Zoiets had hij niet verwacht, zo afschuwelijk had hij hartstocht nog niet uitgebeeld gezien.
Verschrikkelijke wezens, maar toch waren zij kinderen van God.
Ook in hen lag de Goddelijke kern van alle leven.
Hij zag zichzelf weer in dat gebouw en alle taferelen trokken opnieuw aan hem voorbij.
Hoe ver waren allen van de normale menselijke toestand en afstemming verwijderd?
Hoe zwart waren hun zielen; door geen engel van het licht waren zij te helpen.
Demonisch waren hun gedachten.
Daar waren moeders bij moeders, kinderen bij kinderen.
Allen leefden één leven, moeder en kind waren ongelukkigen.
Verdierlijkt waren allen, wellust en hartstocht, dat was hun liefde.
Het dierlijke hadden zij overschreden.
Het waren menselijke hyena’s, die hun intellect voor geweld en ontucht gebruikten.
Zij volgden hem, die de heerser van de duisternis was en hen leidde.
Allen leefden eens op aarde en waren benijdenswaardige wezens.
Zij werden daar geëerd en op handen gedragen, maar voor de duisternis opgevoed.
Zij werden verwend, omdat zij schoon waren, maar waar was die aardse schoonheid gebleven?
Wanneer men op aarde hun innerlijke toestand kon waarnemen, zou men dan nog zo’n wezen willen bezitten?
Zou een normaal denkend mens zo’n mens kunnen liefhebben?
Wie zou voor zo’n wezen een ander leven vermoorden, iemand het leven kunnen ontnemen?
Hier was geen moraliteit meer aanwezig, hier ontsluierden hun zielen; open waren zij allen.
Hier zag men hun innerlijke afstemming, maar op aarde kon zich de mens achter een masker verbergen, wat hier niet meer mogelijk was.
In dit leven vielen hun maskers af; zij stonden naakt, van alle schatten ontdaan.
Hier kende elkeen hun innerlijke toestand.
Ieder wezen las in zijn eigen donkere ziel, omdat allen één waren, één in gevoel; zij wilden en kenden slechts één leven.
Toch waren zij eerlijk in al hun gruwelen.
Niets, maar dan ook niets wilden zij bedekken.
Om zich achter het mom van geestelijke wezens te verschuilen, daar wist men hier niets vanaf, doch op aarde was dit nog steeds mogelijk.
Zij waren verschrikkelijk, maar dit was voor anderen zichtbaar; voor hen kon een hoger wezen zich beschermen.
Hier had hij waarheid mogen zien.
Men trachtte niets te verbergen en dat was het, wat hun geweld verzachtte.

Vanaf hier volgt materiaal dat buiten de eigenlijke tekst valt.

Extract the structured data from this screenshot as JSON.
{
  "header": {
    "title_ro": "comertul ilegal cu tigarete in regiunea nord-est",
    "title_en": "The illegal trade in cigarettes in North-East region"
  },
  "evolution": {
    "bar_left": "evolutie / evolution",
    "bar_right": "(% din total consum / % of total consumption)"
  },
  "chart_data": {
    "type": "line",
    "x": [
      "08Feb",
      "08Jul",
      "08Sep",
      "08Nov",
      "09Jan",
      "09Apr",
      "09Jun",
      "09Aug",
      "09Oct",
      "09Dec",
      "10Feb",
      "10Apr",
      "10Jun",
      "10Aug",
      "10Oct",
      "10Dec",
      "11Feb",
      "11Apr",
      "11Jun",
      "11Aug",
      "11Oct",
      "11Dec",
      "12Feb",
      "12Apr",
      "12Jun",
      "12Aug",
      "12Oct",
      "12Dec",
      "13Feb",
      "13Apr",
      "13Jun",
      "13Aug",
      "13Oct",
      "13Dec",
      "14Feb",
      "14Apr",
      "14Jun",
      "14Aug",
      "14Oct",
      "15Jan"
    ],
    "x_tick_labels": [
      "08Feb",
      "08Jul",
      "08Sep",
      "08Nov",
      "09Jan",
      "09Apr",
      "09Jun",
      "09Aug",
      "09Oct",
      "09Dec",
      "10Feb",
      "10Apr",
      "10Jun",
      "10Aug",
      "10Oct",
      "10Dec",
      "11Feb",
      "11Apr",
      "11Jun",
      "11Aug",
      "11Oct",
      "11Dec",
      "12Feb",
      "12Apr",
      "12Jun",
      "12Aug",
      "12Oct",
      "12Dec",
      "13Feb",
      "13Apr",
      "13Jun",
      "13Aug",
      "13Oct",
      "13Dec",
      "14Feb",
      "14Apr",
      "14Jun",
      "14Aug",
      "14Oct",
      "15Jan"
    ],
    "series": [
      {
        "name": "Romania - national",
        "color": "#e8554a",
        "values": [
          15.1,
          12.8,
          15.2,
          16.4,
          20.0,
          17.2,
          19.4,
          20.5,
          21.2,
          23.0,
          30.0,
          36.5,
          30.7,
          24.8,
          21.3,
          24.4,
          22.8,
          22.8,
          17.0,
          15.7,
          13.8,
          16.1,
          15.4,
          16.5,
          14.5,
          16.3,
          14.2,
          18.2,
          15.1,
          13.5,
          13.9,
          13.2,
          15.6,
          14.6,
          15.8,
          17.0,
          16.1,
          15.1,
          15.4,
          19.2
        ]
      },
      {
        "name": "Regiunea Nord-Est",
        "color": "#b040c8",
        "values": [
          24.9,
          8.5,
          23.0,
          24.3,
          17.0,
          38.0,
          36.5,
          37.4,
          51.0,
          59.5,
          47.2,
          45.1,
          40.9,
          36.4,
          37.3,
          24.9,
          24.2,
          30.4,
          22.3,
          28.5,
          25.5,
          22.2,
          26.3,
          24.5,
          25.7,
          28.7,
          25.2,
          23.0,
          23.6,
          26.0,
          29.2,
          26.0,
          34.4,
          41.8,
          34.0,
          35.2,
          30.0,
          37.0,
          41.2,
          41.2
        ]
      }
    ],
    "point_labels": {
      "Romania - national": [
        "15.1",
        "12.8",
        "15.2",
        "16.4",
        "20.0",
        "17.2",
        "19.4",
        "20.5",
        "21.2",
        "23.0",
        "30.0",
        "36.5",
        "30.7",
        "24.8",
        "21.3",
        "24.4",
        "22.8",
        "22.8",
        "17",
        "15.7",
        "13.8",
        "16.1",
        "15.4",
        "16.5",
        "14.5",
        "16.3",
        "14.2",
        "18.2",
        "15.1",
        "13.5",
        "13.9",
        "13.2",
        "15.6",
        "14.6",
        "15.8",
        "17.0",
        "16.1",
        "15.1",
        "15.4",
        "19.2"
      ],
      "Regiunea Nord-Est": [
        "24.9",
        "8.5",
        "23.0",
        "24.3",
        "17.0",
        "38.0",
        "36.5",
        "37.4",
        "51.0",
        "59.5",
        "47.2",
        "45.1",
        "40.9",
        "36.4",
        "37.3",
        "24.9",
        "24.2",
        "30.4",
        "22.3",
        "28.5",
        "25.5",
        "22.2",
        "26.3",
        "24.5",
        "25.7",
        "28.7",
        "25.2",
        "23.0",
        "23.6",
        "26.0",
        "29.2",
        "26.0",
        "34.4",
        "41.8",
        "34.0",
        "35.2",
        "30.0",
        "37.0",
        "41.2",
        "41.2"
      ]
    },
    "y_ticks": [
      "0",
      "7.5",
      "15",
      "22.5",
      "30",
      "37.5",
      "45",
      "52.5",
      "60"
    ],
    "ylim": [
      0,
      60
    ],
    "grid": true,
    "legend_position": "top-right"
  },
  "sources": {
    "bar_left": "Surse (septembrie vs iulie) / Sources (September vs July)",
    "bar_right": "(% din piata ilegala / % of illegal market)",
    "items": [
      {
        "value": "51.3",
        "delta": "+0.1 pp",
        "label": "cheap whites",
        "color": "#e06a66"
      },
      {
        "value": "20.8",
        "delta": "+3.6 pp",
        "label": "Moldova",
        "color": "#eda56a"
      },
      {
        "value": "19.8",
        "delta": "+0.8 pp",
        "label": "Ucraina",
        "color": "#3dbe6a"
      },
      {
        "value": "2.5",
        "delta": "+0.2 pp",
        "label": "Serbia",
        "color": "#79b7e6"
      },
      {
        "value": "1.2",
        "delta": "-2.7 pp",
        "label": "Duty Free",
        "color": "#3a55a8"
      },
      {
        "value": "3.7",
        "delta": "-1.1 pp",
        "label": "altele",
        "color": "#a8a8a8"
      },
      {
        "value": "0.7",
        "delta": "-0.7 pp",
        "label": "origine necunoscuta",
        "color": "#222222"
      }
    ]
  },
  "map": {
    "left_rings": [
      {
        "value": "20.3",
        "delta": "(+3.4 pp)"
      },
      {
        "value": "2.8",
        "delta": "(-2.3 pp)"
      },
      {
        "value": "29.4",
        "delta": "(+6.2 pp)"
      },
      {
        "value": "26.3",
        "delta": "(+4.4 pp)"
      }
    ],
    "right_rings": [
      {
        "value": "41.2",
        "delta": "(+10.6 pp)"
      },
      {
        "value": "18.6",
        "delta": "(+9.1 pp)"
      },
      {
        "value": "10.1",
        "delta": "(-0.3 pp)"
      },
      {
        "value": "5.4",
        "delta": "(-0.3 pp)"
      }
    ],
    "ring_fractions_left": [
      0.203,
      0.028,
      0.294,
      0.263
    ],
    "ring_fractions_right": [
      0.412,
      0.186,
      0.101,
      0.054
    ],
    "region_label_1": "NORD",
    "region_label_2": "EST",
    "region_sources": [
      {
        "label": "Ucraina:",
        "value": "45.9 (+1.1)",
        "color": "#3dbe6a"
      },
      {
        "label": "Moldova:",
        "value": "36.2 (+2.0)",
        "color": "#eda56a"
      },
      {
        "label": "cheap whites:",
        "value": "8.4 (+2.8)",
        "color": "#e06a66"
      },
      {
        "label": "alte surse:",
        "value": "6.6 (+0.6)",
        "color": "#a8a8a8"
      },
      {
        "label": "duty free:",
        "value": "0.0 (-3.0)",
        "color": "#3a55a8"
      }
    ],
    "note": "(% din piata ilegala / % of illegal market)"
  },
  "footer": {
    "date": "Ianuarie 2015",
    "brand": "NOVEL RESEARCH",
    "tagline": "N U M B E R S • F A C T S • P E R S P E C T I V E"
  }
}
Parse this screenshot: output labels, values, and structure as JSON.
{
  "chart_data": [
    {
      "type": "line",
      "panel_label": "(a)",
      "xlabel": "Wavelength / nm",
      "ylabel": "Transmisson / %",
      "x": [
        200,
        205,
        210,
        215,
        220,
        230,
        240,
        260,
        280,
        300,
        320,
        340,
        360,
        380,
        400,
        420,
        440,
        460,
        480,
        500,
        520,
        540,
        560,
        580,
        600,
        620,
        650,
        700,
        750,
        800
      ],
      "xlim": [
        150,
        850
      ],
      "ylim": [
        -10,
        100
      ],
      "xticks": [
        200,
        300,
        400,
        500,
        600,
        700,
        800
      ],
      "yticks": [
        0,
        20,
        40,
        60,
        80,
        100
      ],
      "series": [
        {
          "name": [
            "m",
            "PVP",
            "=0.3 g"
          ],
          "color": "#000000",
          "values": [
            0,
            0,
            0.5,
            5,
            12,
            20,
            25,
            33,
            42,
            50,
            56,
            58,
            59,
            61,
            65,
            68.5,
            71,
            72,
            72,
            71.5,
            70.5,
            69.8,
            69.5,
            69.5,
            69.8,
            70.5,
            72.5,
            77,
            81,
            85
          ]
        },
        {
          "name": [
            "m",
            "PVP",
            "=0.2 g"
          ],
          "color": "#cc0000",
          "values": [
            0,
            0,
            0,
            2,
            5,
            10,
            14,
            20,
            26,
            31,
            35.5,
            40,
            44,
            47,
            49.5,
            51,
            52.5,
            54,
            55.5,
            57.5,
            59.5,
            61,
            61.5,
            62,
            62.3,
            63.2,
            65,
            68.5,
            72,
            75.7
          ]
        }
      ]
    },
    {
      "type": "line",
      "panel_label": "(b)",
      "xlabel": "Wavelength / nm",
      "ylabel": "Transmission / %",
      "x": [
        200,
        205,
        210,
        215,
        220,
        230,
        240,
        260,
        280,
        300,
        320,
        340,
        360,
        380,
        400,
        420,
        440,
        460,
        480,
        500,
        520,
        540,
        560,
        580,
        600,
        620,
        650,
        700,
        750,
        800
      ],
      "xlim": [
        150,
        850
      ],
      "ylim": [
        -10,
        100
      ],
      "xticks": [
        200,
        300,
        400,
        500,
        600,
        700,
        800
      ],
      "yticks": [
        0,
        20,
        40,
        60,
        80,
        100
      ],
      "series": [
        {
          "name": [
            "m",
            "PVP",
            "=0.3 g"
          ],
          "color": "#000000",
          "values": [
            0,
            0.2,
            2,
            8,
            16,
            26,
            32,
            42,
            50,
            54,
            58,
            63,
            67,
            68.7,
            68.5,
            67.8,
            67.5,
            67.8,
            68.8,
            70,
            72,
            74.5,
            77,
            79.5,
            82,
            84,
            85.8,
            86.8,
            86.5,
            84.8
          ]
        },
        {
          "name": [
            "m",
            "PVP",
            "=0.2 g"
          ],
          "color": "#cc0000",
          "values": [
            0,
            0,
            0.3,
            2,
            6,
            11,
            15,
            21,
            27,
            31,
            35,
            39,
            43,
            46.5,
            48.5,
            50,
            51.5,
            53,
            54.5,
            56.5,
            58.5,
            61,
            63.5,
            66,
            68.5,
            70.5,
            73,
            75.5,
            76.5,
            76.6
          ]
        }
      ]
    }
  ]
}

Hun openheid verzachtte hun wellust en hartstochten.
Het was het verband dat de wonde heelde.
Hun dierlijk leven toonden zij aan anderen.
Doch op aarde leefde de mens achter zijn eigen gebouwde vestingen, maar God zag door alles heen, God kende hun ziele-afstemming en wist, waar zij na dat leven zouden voortleven.
De mens had niets te verbergen, God leefde in alles en wist van hun verdierlijking af.
Hier schaamden zij zich niet om zich voor anderen uit te leven.
Wie aan hun feesten deelnam, was één van hen, was hun eigen leven.
Maar hoe anders was alles op aarde.
Daar kon zich de mens achter zijn stofkleed verbergen, zijn stoflichaam verborg een dierlijk gevoel.
Was op aarde niet alles veel en veel gemener dan hier?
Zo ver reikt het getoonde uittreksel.